At this moment there was a cry from the platform and ring, high above us. “Sails, ho! Ships! Ships!”

“How many?” called Cabot.

Aeacus, who was above, scanned the horizon with the Builder’s glass.

“Ten, twelve!” he called down to the deck.

“It is the fleet of Lord Yamada,” said Lord Okimoto.

“I feared so,” said Lord Nishida.

“They will be warships,” said Lord Okimoto. “We cannot match them, ship to ship.”

“No,” said Lord Nishida.

Lord Okimoto turned to Tyrtaios, regretfully. “Inform the deck watch,” he said. “Sound the recall.”

“No!” said Cabot.

“No?” said Lord Nishida.

“Not yet!” he said. “Tajima!” he called.

“Captain san,” said Tajima.

Cabot then spoke hurriedly to Tajima, the tarnsman, in a language I did not recognize. It was not Gorean. And Tajima, to my astonishment, responded in what I took to be the same language.

Within a handful of Ehn forty riders of the tarn cavalry were at the rail, each armed with the small Tuchuk bow, used by the tarn cavalry, a weapon of considerable power, which may be swept easily from one side of a saddle to the other.

“Now,” said Cabot, “sound the recall.”

The ship’s bar rang the recall.

Our men backed to the moving hull of the great ship, turning, grasping the rope rungs of the boarding nets. The enemy rushed forward, but only some yards, before turning back, stumbling over falling bodies, riddled by arrows.
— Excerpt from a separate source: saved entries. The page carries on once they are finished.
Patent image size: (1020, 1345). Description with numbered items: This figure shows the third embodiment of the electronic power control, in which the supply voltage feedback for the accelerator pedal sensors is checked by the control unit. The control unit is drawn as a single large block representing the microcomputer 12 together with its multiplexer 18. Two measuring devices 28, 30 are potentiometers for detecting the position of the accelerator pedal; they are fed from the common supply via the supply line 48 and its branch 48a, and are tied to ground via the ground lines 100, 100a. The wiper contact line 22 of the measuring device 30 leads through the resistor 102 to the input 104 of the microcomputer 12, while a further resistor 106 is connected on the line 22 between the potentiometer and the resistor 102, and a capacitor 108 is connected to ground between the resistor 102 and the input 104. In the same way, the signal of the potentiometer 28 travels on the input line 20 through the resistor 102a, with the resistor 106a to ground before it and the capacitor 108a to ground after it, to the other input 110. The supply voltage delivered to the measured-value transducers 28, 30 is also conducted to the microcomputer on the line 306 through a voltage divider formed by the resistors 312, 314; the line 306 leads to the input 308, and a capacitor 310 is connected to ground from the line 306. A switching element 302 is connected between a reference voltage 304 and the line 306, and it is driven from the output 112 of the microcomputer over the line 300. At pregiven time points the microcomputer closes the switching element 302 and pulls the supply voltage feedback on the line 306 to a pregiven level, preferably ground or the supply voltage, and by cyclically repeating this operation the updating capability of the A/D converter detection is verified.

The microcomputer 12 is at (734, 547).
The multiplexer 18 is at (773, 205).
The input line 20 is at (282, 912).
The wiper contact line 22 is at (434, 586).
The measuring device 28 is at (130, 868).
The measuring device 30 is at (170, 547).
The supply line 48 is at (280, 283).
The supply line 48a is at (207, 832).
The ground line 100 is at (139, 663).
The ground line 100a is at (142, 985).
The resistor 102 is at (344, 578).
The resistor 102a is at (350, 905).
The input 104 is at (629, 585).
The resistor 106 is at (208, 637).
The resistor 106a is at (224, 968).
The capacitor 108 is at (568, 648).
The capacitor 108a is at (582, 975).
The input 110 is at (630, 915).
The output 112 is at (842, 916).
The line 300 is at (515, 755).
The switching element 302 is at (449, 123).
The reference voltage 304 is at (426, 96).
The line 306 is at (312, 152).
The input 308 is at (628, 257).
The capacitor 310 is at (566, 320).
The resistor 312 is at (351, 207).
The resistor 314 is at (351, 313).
The retreat of our armsmen had been satisfactorily covered.

“Hard to port! All canvas!” called Aëtius from the stern castle.

Some of the enemy managed to reach the nets, as well, and began to climb, but, after a few yards, they dropped back in the water and swam to the wreckage of the galley, and that of some small boats, from which they were drawn to the deck of the warning ship, now falling back.

“It is regrettable,” said Lord Okimoto, “that we have left living enemies behind us.”

“It is the fortunes of war,” said Lord Nishida.

“Our presence is now known,” said Lord Okimoto.

“It was known before,” said Lord Nishida.

“But,” said Lord Okimoto, “perhaps not its nature, the ship, our numbers.”

“No,” said Lord Nishida.

“The enemy now knows much,” said Lord Okimoto.

“But our greatest secret may not be known,” said Lord Nishida.

“At least,” said Lord Okimoto, “its size, its appearance, its stamina, its range of flight, its terribleness.”